Классический эзотеризм объясняет универсальность и единство мифологем сохранившимся у всех народов смутным воспоминанием о потерянном рае и конечной целью посвятительских традиций является возвращение к утраченной Гармонии и потерянному Единству. Это то, что мы, масоны, называем Потерянным Словом.

Огромное значение в следовании масонской традиции имеет вера. Конечно, есть в современном масонстве целые направления, довольно далеко ушедшие от классической эзотерики. Они видят смысл своих работ и поисков скорее в сциентистской надежде на общий прогресс человечества, в оптимистических прогнозах о светлом будущем и т.п. Однако сегодня невозможно было бы говорить о посвятительной традиции масонства, если бы начиная с середины 18 века в нем не были бы восстановлены подлинно эзотерические, первоначальные масонские традиции, основанные на Истинной Вере. Особая заслуга в восстановлении и развитии масонской эзотерики принадлежит русскому масонству и его наиболее выдающемуся представителю Н.И. Новикову.

Боже мой! Как можно было всерьез верить в такую галиматью?!! Как это могло произойти, как случилось, что мы с тобой поверили? Ведь поверили же! Поверили, как верили поколения русских интеллигентов до нас. Вот что страшно…

ГЕРИМ

В 1868 году Герцен написал: «Наши святые (Новиков и Радищев), наши пророки, наши первые сеятели, первые борцы, погибшие в неравной борьбе, начинают поднимать головы из глубины своих могил, где они лежали под печатями императорской полиции» [16].

Из глубины могил… «Культурологический спиритизм» призывает дух Новикова снова и снова. Несколько лет назад в Москве состоялась любопытная конференция. Проводили ее амстердамская розенкрейцеровская «Библиотека философика герметика» и Всероссийская государственная библиотека иностранной литературы. (7).

Конференция, на которую меня пригласил Н.Н., была посвящена 250-летию Новикова. Впрочем, собравшаяся здесь публика часто называла его не Николаем Ивановичем, а Коловионом. [17] Тут же продавалось немало специфической литературы. Ее авторы постарались: вытащили за тленную руку труп «убитого царизмом» последователя Хирама.

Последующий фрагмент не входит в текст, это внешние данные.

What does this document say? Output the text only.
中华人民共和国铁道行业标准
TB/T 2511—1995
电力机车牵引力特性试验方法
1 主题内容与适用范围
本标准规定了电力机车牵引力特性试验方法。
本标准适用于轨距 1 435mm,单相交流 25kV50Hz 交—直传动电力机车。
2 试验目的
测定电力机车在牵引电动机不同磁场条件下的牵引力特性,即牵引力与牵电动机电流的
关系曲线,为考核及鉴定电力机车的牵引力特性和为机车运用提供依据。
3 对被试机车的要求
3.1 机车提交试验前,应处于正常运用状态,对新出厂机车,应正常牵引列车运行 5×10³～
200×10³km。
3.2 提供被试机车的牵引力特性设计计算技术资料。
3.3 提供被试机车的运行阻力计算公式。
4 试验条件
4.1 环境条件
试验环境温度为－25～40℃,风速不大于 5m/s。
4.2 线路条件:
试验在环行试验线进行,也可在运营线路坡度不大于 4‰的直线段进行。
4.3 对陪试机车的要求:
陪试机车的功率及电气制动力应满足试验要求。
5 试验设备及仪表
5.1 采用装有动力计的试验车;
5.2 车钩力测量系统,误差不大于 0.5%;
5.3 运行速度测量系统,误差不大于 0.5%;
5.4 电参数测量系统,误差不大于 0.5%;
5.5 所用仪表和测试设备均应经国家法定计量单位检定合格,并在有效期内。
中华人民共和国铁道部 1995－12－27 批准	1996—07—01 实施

Полистаем странички. Вот голландец Е.П. Кваадграсс пишет о временах Новикова: «Получило распространение большое количество различных систем, и русские, включившиеся в это движение позже, располагали тем преимуществом, что им не нужно было придумывать что-либо самим, а просто выбрать то, что им больше нравилось. Масонство давало им большой выбор, нечто вроде духовного супермаркета».

Все это напоминает сцену из жития Макария Египетского, которому в пустыне повстречался диавол, весь увешанный различными сосудами.